La Chronique Agora

Le prix le plus important de tous

inflation, blackout, pétrole, pénurie

Ainsi que ceux du pétrole et ceux fixés par réflexe sur les marchés, mais aussi des feuilles virevoltantes et quelques enseignements du monde des disrupteurs…

« Venez, petites feuilles, dit un jour le vent
Venez ici dans les prés et jouez avec moi
Dans les prés elles ont dansé et volé
En chantant les douces chansonnettes qu’elles connaissaient »
– vieille chanson traditionnelle

Nous avons laissé la cheminée allumée dans la cuisine pendant que nous travaillions dehors ce week-end, démantelant un abri à cheval afin de recycler les matériaux pour agrandir le poulailler. Les chevaux sont partis alors que les poules sont toujours là. Elles ont besoin d’un abri plus grand.

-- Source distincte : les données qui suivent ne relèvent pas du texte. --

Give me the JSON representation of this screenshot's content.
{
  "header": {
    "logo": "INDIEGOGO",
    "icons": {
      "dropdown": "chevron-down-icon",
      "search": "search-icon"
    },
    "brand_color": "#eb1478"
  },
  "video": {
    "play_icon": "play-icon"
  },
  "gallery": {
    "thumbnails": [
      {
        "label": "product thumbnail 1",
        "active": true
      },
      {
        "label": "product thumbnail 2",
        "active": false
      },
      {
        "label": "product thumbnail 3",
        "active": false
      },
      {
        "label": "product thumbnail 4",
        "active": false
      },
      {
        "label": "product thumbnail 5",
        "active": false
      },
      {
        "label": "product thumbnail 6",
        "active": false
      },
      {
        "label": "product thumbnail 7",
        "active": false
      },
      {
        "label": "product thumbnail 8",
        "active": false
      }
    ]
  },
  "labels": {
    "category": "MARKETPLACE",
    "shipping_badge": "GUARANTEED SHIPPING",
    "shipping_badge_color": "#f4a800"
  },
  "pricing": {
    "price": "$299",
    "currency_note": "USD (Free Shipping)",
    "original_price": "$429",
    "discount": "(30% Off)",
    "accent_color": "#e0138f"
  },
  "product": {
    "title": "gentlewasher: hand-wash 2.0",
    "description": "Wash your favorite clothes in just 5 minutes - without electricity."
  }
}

Nous avons construit l’abri à cheval (une petite grange ouverte) il y a environ vingt ans. En retirant les clous, nous nous sommes pris à penser que nous n’aurions pas dû mettre tant de cœur à l’ouvrage.

L’air était frais. Le vent soufflait. Et les feuilles virevoltaient.

Pendant que…

Intéressons-nous au monde de la finance, au monde des prix.

Pour faire court : ils virevoltent également.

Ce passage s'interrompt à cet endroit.